As mentioned above, this creates the potential for a short-term increase in solar sales. Be ready. This is the time to use all the tools at your disposal to make your workflows more efficient and faster, so you can get as much installed in 2025 as possible.
But, be prepared to pivot quickly to third-party ownership options. With the longer window, TPO can be a great choice for many homeowners looking to decrease their electric bills, which will be on the rise (to say the least). Speaking of…
Homeowners are expecting higher energy bills
The data
“Do you believe this law will increase energy costs?”
- 34% it will increase energy costs “significantly”
- 34% it will increase energy costs “slightly”
- 23% it will not increase energy costs
- 9% energy costs will decrease
Nothing highlights the value of solar quite like rising energy costs, and the projected increases are stark. This presents an opening for installers. When consumers are paying more for something than they’re used to, they take notice (see: eggs). And even a 10% increase in an electric bill can equal hundreds of dollars a year.

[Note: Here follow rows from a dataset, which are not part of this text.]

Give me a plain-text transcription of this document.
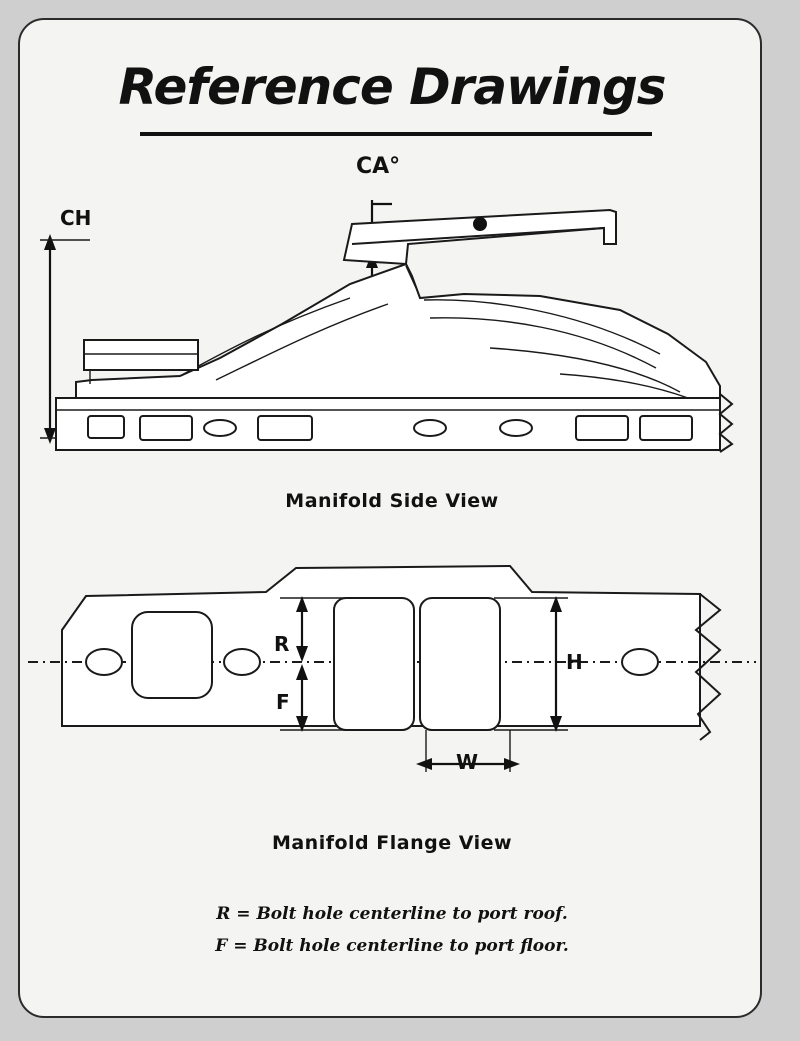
Reference Drawings
CH
CA°
Manifold Side View
R
F
H
W
Manifold Flange View
R = Bolt hole centerline to port roof.
F = Bolt hole centerline to port floor.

This means that the value proposition for solar is still there even without the tax credits — and it will only get better as rates rise.
Solar’s many other strengths will also be highlighted as the effects of the OBBB start rolling in. For example, with less electricity being added to the grid, shortages will become more common, leading to increased blackouts and brownouts. And the backup power and energy independence of solar (and storage) will become more valuable because of it.
So, make sure you highlight these facts in your proposal. Show how electricity rates will rise significantly while their monthly payment for their solar system stays the same. Show how long a home battery can keep the lights on during outages.
The bottom line
Yes, the OBBB will make it tough for solar and other renewable energy in the near-term. But it isn’t the end of solar, far from it. In fact, it will likely create conditions that make solar’s value even more clear.
“This law is going to drive a reduction in growth and cause shrinking in the industry in the short term. But it’s not a permanent period. It’s a winter,” said Rachel Liddell, Group Product Manager for Aurora. “The innovative people in solar — and its undeniable value — virtually guarantees that solar is going to grow over time. It’ll be spring again, it’ll be summer again.”
Solar installers will need to find new sales strategies, become more efficient to cut soft costs, and be more transparent to build trust. But, the simple fact is that the value proposition of solar is still strong. It’s up to us — more than ever — to show it.